Technology aids decision-making: According to McCarty and Lundeen, research indicates millennials are much more likely than other consumers to use a “shopping app” at the supermarket — an app that tells them, for example, what’s on sale and where to find certain foods in the store, and provides recipes and suggest ingredients.

More product, consumer targeting: “The beef industry has come up with several new beef cuts [Denver Cut, Flat Iron Steak, etc.] that have helped make steak-eating more affordable, and increased the value of the carcass to the beef industry,” Lundeen and McCarty say. “Today, half of U.S. households are low- to moderate-income households, and these consumers are typically higher-frequency beef eaters. Innovation is needed to find affordable beef options for all income levels…”

More convenient beef products: “Nearly one-third of consumers believe that 40 minutes is too long to wait for their meals, from start to table, and 70% say an hour is too long. Add to that the fact that 70% of women now are working — it’s easy to see that convenience is critical,” McCarty and Lundeen explain.

“While ground beef has been the fallback product for the time-conscious, more convenient whole-muscle cuts, including microwaveable roasts, could boost demand. So, too, could easy beef options that quickly assemble into one-pot meals, an increasingly popular choice,” they add.

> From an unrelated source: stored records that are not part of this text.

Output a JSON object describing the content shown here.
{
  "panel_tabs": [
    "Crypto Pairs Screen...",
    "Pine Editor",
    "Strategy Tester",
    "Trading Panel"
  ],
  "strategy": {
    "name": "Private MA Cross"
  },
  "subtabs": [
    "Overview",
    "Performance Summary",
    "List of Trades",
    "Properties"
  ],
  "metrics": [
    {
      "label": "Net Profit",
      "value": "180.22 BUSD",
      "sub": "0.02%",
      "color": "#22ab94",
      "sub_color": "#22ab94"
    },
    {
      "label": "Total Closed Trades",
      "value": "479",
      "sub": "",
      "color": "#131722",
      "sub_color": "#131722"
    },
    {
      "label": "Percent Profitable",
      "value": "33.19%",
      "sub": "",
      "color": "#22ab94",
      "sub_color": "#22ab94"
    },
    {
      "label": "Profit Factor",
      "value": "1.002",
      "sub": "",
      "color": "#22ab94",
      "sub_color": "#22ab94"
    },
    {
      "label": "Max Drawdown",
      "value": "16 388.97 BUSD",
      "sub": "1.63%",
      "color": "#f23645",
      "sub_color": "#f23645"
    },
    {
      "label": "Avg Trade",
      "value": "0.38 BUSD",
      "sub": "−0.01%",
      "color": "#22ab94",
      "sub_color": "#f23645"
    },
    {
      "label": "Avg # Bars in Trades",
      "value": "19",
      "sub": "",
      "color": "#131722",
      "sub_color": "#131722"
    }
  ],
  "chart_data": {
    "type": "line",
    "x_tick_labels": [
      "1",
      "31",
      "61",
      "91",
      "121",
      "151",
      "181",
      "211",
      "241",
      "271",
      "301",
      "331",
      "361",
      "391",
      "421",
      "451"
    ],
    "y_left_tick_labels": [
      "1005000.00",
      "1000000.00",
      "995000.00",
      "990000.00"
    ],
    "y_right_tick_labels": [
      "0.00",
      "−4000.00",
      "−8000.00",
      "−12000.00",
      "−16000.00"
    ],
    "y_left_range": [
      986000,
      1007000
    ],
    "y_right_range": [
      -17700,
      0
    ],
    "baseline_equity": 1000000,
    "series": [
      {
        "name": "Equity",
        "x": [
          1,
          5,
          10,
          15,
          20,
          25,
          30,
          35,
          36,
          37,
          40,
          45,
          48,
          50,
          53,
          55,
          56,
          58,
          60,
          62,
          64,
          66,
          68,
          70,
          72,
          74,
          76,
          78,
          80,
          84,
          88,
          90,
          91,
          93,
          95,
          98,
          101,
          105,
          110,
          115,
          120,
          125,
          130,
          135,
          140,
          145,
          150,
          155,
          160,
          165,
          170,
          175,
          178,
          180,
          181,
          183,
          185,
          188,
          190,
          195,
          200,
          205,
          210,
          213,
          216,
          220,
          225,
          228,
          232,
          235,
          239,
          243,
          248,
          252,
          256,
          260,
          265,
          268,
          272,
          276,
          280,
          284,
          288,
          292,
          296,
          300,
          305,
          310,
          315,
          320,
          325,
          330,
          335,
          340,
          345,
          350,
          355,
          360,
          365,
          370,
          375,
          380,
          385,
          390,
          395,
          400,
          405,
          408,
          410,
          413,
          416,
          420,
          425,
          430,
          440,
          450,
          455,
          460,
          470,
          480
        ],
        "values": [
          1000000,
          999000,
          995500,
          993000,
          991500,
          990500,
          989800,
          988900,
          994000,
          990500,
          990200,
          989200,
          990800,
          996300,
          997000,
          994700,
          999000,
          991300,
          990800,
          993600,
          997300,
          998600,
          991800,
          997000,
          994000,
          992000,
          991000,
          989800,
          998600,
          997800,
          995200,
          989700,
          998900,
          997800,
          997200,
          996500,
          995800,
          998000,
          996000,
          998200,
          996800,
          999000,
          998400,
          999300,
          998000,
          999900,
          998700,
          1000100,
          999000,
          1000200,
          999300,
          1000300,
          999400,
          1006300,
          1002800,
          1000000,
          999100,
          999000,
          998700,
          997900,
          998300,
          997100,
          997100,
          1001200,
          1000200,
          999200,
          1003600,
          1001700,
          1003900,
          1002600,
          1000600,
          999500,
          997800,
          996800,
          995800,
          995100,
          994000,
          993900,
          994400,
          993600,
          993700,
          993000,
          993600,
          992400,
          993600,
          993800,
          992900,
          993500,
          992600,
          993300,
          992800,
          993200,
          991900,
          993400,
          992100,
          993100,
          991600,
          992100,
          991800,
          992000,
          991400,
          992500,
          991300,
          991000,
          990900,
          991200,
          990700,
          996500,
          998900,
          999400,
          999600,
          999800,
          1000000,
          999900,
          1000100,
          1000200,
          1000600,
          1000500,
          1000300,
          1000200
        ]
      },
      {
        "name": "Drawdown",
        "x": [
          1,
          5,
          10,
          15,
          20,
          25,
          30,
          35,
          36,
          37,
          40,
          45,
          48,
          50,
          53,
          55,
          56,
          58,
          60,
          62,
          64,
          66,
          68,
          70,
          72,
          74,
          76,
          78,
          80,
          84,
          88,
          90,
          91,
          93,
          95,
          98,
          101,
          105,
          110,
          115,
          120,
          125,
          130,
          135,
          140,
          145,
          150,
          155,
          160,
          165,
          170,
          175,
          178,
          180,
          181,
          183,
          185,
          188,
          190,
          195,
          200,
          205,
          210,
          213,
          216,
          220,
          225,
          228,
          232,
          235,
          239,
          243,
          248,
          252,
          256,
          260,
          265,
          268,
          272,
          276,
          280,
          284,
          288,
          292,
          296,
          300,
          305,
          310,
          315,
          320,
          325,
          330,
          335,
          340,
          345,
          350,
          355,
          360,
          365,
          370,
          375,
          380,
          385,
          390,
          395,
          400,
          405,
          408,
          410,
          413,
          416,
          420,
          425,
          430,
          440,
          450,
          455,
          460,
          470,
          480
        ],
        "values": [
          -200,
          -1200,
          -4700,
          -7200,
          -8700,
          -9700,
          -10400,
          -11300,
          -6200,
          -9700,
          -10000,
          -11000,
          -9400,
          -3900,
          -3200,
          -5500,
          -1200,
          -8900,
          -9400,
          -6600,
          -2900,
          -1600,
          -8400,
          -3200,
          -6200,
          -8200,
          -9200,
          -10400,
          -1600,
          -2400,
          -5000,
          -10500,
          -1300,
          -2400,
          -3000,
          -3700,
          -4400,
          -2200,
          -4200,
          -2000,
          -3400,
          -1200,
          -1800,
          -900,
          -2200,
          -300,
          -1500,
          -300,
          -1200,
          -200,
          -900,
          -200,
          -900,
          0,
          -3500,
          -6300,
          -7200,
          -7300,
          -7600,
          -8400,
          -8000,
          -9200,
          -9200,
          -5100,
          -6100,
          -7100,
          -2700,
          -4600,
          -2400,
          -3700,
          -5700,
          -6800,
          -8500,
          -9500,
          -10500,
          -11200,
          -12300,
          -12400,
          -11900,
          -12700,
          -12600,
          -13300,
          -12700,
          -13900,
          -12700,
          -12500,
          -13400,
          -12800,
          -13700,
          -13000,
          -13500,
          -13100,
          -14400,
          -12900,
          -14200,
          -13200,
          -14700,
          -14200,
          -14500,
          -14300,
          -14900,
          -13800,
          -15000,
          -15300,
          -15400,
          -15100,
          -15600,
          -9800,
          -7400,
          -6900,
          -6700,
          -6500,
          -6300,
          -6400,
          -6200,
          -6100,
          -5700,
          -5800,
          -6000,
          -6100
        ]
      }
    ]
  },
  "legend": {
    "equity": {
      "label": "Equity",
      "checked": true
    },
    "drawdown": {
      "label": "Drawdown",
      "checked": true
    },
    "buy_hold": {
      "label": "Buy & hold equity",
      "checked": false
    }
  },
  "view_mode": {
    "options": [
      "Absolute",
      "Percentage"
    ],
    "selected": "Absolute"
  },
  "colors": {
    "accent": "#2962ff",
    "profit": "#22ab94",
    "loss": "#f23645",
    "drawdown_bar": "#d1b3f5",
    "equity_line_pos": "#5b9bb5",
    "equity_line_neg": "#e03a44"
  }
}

“Trust me” is more than a slogan: “Wall Street scandals, political scandals, product recalls, pyramid schemes, economic meltdowns, corporate layoffs … it’s no wonder consumers today have become cynical,” McCarty and Lundeen say. “How does the industry develop a trusting dialogue with those who are pessimistic but love our product? Connecting with consumers involves creating trust in how beef is produced, and assurance that beef is a safe, wholesome, and sustainable food. Consumers, indeed all stakeholders, are demanding more transparency regarding how food is produced.”